“Oh, the weather outside is frightful…” Those are words traditionally sung during the Christmas season. But in the spring of 2011, you might not be surprised to hear those words on the lips of thousands of residents across the Midwest and Southeastern United States. These regions have been beset with unusually severe weather manifesting itself in ruinous flooding, damaging thunderstorms and deadly tornadoes. Just two nights ago, my family huddled in our basement during a “tornado warning” waiting what professional meteorologists predicted would be “a line of storms bearing great ferocity.”
That got me thinking, would I rather face a hurricane or a tornado? Of course, the wise among us — Weather Channel storm chasers not included in this group — would certainly answer, neither of the above!

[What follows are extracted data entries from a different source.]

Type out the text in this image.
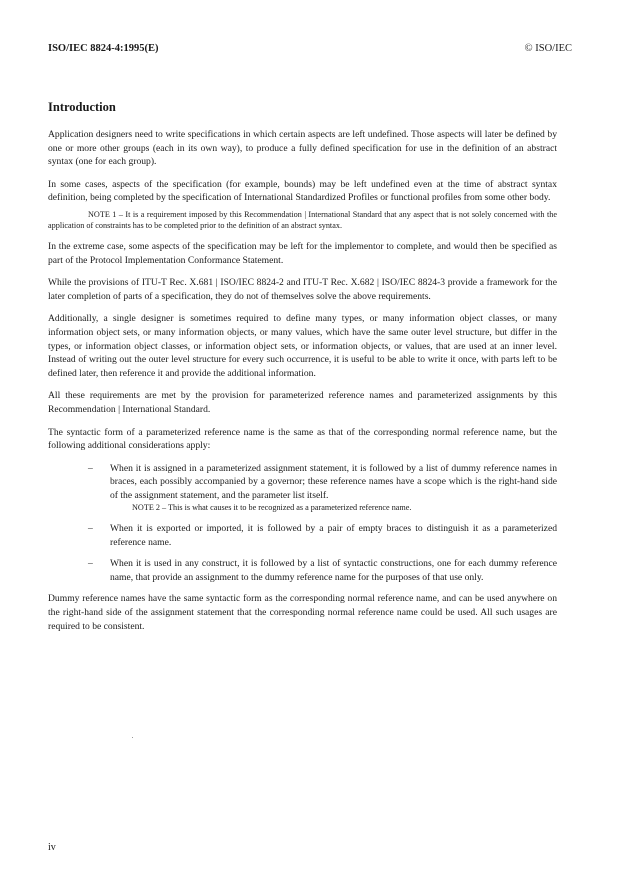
ISO/IEC 8824-4:1995(E)	© ISO/IEC
Introduction

Application designers need to write specifications in which certain aspects are left undefined. Those aspects will later be defined by one or more other groups (each in its own way), to produce a fully defined specification for use in the definition of an abstract syntax (one for each group).

In some cases, aspects of the specification (for example, bounds) may be left undefined even at the time of abstract syntax definition, being completed by the specification of International Standardized Profiles or functional profiles from some other body.

NOTE 1 – It is a requirement imposed by this Recommendation | International Standard that any aspect that is not solely concerned with the application of constraints has to be completed prior to the definition of an abstract syntax.

In the extreme case, some aspects of the specification may be left for the implementor to complete, and would then be specified as part of the Protocol Implementation Conformance Statement.

While the provisions of ITU-T Rec. X.681 | ISO/IEC 8824-2 and ITU-T Rec. X.682 | ISO/IEC 8824-3 provide a framework for the later completion of parts of a specification, they do not of themselves solve the above requirements.

Additionally, a single designer is sometimes required to define many types, or many information object classes, or many information object sets, or many information objects, or many values, which have the same outer level structure, but differ in the types, or information object classes, or information object sets, or information objects, or values, that are used at an inner level. Instead of writing out the outer level structure for every such occurrence, it is useful to be able to write it once, with parts left to be defined later, then reference it and provide the additional information.

All these requirements are met by the provision for parameterized reference names and parameterized assignments by this Recommendation | International Standard.

The syntactic form of a parameterized reference name is the same as that of the corresponding normal reference name, but the following additional considerations apply:

– When it is assigned in a parameterized assignment statement, it is followed by a list of dummy reference names in braces, each possibly accompanied by a governor; these reference names have a scope which is the right-hand side of the assignment statement, and the parameter list itself.

NOTE 2 – This is what causes it to be recognized as a parameterized reference name.

– When it is exported or imported, it is followed by a pair of empty braces to distinguish it as a parameterized reference name.

– When it is used in any construct, it is followed by a list of syntactic constructions, one for each dummy reference name, that provide an assignment to the dummy reference name for the purposes of that use only.

Dummy reference names have the same syntactic form as the corresponding normal reference name, and can be used anywhere on the right-hand side of the assignment statement that the corresponding normal reference name could be used. All such usages are required to be consistent.

iv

Let’s face it, if given the option, prudent people would avoid both. But often than option doesn’t exist especially for those who live in tornado alleys or frequently experience the eye of a hurricane.
Hurricanes are bad – but they are predictable. Weather radar can spot a hurricane forming as a low pressure system, then becoming a tropical storm, days before it threatens life and property thousands of miles ahead in its path.
A tornado, on the other hand, is sneakier, more unpredictable and statistically, far more deadly. (From 1979-2002, the average annual number of global deaths attributed to hurricanes has been 19 compared to 55 for tornadoes.) As sophisticated as Doppler weather radar is, weather forecasters admit that they can seldom confirm the existence of a tornado, much less predict what it will do, more than thirteen minutes in advance. Why? A tornado may or may not dip out of a thunderstorm’s cloud wall. When a tornado does form, it may be small and brief, or large and sustained. It may stay on the ground for a few seconds or for several minutes. Death and destruction can be minimal or horrific, as was the case recently in Tuscaloosa, Alabama and Joplin, Missouri.
So, what does all this talk about hurricanes and tornadoes mean for leaders?
As a leader, if you receive forecasted predictions of a crisis, you should be preparing for it. People who reside in hurricane prone areas are warned repeatedly to be prepared. The wise listen and respond. Leaders must identify the predictable crisis that may occur on their watch and then prepare accordingly. Some examples of crisis? Absenteeism jumps due to a flu outbreak, a key parts supplier goes on strike, or a major customer cancels an order. It is reasonable to predict that crises like these could happen if we’re watching for the signs.
Leaders should not only keep an ear open to forecasts, they should also keep an eye on the sky for rapidly changing conditions in the economy, customer satisfaction and employee morale. When storm clouds begin to form on the business front, assume that a tornado-like event could result. Panic is not necessary. Prudence and preparedness are. If that unpredictable tornado does dip out of the cloud wall of uncertainty (e.g., an unforeseen lawsuit is filed against the company, an unwelcome suitor proposes a hostile takeover, or fuel costs rise above $4 per gallon), immediately assess the risk and damage. Then, like people are doing throughout tornado riddled areas this week, get out there, do the clean up work and make a plan to avoid related risks in the future.
Oh, if you are wondering — thankfully, the line of weather basically skipped over us this time. A few downed trees. Electricity lost temporarily here and there, but most importantly, no injuries or loss of life. Were we well prepared or just lucky? I like to think it was a combination of both. But either way, we had a storm preparedness plan and we implemented it.